Washington is now embracing Pakistan (with Saudi Arabia and UAE writing the cheques). And Washington looks to Pakistan rather, not so much to contain and disrupt the Taliban, but to co-opt it through a ‘peace accord’ into accepting to be another US military ‘hub’ to match America’s revamped military ‘hub’ in Erbil (the Kurdish part of Iraq, which borders the Kurdish provinces of Iran). As a former Indian Ambassador, MK Bhadrakumar explains:
“What the Saudis and Emiratis are expecting as follow-up in the near future is a certain “rebooting” of the traditional Afghan-Islamist ideology of the Taliban and its quintessentially nationalistic “Afghan-centric” outlook with a significant dosage of Wahhabi indoctrination … [so as to] make it possible [to] integrate the Taliban into the global jihadi network and co-habitate it with extremist organisations such as the variants of Islamic State or al-Qaeda … so that geopolitical projects can be undertaken in regions such as Central Asia and the Caucasus or Iran from the Afghan soil, under a comprador Taliban leadership”.
Bolton was also able to get Trump to agree to pull most of the troops out of Syria, leave just enough behind to call in airstrikes to protect what’s left of ISIS and relocate the rest to Iraq.
Trump gets to say he fulfilled a campaign promise, and everyone’s plans for War with Iran stays on schedule.

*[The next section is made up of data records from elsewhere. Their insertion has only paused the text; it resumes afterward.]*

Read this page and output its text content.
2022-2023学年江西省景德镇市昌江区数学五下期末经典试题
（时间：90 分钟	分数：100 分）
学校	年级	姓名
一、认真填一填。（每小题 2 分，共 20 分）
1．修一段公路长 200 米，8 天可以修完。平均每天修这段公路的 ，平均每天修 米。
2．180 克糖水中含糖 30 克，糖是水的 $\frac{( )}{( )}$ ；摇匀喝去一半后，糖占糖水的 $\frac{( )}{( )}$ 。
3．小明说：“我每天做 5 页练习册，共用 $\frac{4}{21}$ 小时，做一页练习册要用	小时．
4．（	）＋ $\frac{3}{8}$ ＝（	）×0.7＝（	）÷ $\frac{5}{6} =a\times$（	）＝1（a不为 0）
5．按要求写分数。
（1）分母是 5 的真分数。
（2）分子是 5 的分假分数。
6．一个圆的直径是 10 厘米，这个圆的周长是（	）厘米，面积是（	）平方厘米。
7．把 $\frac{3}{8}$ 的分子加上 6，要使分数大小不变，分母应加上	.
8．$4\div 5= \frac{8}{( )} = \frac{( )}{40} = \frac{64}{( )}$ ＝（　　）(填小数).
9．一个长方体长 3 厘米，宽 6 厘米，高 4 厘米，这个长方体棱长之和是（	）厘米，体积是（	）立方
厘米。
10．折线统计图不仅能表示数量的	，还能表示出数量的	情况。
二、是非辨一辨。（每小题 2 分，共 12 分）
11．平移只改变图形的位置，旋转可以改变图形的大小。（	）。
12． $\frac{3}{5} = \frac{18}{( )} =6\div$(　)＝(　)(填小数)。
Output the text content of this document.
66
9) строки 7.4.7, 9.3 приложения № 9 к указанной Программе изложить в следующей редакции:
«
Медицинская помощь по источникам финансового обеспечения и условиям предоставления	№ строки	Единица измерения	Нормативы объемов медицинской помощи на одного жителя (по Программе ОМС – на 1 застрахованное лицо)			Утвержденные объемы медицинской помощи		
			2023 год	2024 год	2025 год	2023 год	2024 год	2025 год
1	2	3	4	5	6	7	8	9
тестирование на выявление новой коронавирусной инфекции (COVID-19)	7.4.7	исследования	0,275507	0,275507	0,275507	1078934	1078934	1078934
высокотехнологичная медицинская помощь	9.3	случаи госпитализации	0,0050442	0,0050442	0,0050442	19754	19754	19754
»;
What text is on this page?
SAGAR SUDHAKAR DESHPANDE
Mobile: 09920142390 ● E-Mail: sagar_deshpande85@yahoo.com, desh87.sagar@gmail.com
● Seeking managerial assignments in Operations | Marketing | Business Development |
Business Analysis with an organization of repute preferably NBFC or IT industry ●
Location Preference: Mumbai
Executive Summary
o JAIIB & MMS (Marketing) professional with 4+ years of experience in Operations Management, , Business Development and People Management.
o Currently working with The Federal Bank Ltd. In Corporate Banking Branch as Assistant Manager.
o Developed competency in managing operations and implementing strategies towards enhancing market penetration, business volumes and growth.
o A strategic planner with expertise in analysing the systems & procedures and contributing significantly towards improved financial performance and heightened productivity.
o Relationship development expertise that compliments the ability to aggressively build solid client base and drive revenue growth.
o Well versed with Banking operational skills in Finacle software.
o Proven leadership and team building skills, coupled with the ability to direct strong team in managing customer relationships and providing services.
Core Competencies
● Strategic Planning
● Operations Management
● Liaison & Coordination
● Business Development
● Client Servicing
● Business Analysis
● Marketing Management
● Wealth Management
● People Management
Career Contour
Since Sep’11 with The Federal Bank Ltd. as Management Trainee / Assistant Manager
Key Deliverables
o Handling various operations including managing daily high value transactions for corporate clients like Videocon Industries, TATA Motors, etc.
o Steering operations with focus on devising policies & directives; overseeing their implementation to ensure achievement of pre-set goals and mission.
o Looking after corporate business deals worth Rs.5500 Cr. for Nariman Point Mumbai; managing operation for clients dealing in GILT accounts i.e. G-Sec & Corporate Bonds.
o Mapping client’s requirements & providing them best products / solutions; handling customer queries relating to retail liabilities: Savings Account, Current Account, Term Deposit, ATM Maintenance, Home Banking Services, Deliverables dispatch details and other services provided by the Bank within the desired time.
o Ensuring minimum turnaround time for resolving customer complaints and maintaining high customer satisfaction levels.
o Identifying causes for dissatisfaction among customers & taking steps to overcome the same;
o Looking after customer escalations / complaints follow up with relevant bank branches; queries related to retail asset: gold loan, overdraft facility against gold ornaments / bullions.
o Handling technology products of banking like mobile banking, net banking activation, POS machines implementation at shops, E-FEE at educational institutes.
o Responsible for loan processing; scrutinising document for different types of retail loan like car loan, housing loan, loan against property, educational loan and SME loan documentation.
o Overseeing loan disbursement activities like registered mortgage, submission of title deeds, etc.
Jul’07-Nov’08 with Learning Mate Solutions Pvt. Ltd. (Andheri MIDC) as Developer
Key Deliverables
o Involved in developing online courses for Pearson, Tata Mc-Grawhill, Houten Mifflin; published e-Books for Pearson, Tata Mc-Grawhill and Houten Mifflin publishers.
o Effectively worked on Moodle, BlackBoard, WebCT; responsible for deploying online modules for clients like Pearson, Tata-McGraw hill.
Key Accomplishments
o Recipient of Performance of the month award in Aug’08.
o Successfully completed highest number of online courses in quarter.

So, if I’m right (and there’s no guarantee that I am) what purpose does poking a fight between India and Pakistan serve?
Many, unfortunately.
1. One it sells the regional chaos angle about the need to continue the War on Terror.
2. ISIS is gone but we still have to fight Iran.
3. It punishes India for daring to get off the reservation.
4. It reminds Khan just how tenuous his hold on power is.
5. It is a warning to China that the US will risk everything to not lose the Heartland.
Add in the proximity to the Trump-Kim meeting as well as the fractious trade talks with China and you have an orgy of related news all at the same time to drive the point home.
Bolton, the Brits, France and Netanyahu were willing to risk World War III in Syria to create a false flag event in which Russia attacked a NATO target – the downing of the IL-20 ELINT aircraft last September.
Do you not think these insane animals wouldn’t risk a nuclear conflict between Pakistan and India to blow up (literally) China’s plans to win the biggest prize in geopolitics?
If you don’t then you haven’t been paying attention.
Both Imran Khan and Indian Prime Minister Narendra Modi need to keep their heads here. Modi has an election coming up later this year. I’m sure the calculus was that he would jump at the opportunity to burnish his cred with voters by lobbing a few bombs inside Pakistan. For Khan, this is the first real test of his leadership and he has to resist the siren’s call of the Saudi’s money to balance all sides of the equation while de-escalating this situation as quickly as possible.
One thing is for certain, we haven’t seen the last of this.